In the traditional approach to synthesis, the system has to satisfy its specification in all environments. Thus, the components that compose the environment can be seen as if their only objective is to conspire to fail the system. In real life, the components that compose the environment are often entities that have objectives of their own. The approach taken in the field of game theory is to assume that interacting agents are rational, and thus act to achieve their own objectives. Adding rationality to the synthesis setting softens the universal quantification on the environments, and motivates the study of rational synthesis. There, we seek a system that satisfies its specification in all rational environments. The above can be formalized in two different ways. The first is cooperative rational synthesis, where the desired output is a stable profile of strategies to all components in which the objective of the system is satisfied. The second is non-cooperative rational synthesis, where the desired output is a strategy for the system such that its objective is satisfied in every stable profile where she follows this strategy.

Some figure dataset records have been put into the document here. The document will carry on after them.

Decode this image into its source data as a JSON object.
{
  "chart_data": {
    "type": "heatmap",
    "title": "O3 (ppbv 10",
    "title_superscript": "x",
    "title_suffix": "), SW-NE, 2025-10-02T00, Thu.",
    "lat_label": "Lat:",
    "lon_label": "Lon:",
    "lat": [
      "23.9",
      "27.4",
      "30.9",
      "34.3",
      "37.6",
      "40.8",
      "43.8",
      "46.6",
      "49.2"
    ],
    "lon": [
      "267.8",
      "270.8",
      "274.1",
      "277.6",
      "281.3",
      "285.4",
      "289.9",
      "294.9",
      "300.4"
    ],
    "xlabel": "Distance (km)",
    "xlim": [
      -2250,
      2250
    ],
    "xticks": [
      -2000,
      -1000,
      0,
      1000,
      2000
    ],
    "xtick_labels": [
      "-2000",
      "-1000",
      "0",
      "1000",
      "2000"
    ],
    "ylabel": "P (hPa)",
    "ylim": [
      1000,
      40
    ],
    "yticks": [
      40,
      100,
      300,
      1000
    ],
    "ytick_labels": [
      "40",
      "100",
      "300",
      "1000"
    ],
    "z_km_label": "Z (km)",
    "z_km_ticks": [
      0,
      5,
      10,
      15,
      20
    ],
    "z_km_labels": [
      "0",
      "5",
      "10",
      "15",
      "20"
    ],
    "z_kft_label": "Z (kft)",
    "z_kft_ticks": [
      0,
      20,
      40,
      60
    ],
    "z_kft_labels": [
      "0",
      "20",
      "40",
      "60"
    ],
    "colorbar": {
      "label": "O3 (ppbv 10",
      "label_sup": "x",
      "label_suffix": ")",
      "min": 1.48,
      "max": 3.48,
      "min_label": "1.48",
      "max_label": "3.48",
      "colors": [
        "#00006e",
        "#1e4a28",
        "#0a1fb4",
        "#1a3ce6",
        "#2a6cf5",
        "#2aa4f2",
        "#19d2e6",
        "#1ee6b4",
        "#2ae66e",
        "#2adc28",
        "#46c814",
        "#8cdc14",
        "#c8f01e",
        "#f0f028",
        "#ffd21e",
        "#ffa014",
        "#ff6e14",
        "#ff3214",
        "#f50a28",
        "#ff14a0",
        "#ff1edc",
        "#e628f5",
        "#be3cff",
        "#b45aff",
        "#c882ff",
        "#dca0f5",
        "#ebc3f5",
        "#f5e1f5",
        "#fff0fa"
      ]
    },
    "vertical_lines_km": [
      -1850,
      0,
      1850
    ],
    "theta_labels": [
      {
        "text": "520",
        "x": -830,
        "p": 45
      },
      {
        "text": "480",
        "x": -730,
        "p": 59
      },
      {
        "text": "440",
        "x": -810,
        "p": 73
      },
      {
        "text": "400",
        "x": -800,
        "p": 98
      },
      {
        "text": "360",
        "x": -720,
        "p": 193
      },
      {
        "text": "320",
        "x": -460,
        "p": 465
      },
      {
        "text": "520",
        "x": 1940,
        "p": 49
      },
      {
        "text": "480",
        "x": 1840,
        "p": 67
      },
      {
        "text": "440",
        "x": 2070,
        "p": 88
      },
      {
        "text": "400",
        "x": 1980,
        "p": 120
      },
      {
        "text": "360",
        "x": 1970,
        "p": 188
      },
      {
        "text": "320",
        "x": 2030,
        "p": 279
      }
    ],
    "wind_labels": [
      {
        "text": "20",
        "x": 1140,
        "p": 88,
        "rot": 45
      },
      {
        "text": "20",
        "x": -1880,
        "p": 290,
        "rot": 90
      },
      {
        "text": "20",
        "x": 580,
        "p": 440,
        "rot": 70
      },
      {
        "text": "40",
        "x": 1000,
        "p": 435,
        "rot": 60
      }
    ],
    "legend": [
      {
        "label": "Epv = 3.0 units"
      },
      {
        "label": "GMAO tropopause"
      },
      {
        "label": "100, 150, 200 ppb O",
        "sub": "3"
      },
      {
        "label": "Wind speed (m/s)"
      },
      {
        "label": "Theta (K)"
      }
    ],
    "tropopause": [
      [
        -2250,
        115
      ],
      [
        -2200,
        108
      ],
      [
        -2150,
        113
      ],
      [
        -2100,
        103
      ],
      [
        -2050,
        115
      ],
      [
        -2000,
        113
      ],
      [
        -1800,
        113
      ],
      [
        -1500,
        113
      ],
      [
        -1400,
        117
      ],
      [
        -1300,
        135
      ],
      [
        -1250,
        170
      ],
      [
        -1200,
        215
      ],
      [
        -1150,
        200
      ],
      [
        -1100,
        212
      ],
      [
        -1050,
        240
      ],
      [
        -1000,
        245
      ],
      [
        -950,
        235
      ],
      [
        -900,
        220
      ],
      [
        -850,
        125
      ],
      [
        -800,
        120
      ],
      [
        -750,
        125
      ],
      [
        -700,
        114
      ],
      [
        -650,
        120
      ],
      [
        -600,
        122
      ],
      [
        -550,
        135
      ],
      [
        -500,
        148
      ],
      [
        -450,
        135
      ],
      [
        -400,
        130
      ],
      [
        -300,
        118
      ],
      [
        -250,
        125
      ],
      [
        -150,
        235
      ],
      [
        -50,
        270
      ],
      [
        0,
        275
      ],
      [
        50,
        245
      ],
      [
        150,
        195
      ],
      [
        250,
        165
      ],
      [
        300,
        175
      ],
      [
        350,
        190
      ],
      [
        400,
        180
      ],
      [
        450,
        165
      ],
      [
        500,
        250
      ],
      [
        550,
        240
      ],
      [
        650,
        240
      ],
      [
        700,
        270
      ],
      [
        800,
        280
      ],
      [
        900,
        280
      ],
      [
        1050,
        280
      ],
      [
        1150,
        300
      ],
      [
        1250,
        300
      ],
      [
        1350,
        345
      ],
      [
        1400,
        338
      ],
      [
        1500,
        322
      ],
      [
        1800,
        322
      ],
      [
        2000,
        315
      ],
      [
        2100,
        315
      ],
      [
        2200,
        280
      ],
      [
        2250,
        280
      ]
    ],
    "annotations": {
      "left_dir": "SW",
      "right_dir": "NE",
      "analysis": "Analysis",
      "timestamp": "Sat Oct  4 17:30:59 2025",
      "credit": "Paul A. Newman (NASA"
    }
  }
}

The talk introduces the two types of rational synthesis and surveys their game-theoretical aspects. In particular, we discuss quantitative rational synthesis and relate cooperative and non-cooperative rational synthesis with the two notions of equilibrium inefficiency in game theory, namely price of stability and price of anarchy.
The talk is based on joint work with Shaull Almagor, Dana Fisman, Yoad Lustig, Giuseppe Perelli, and Moshe Y. Vardi.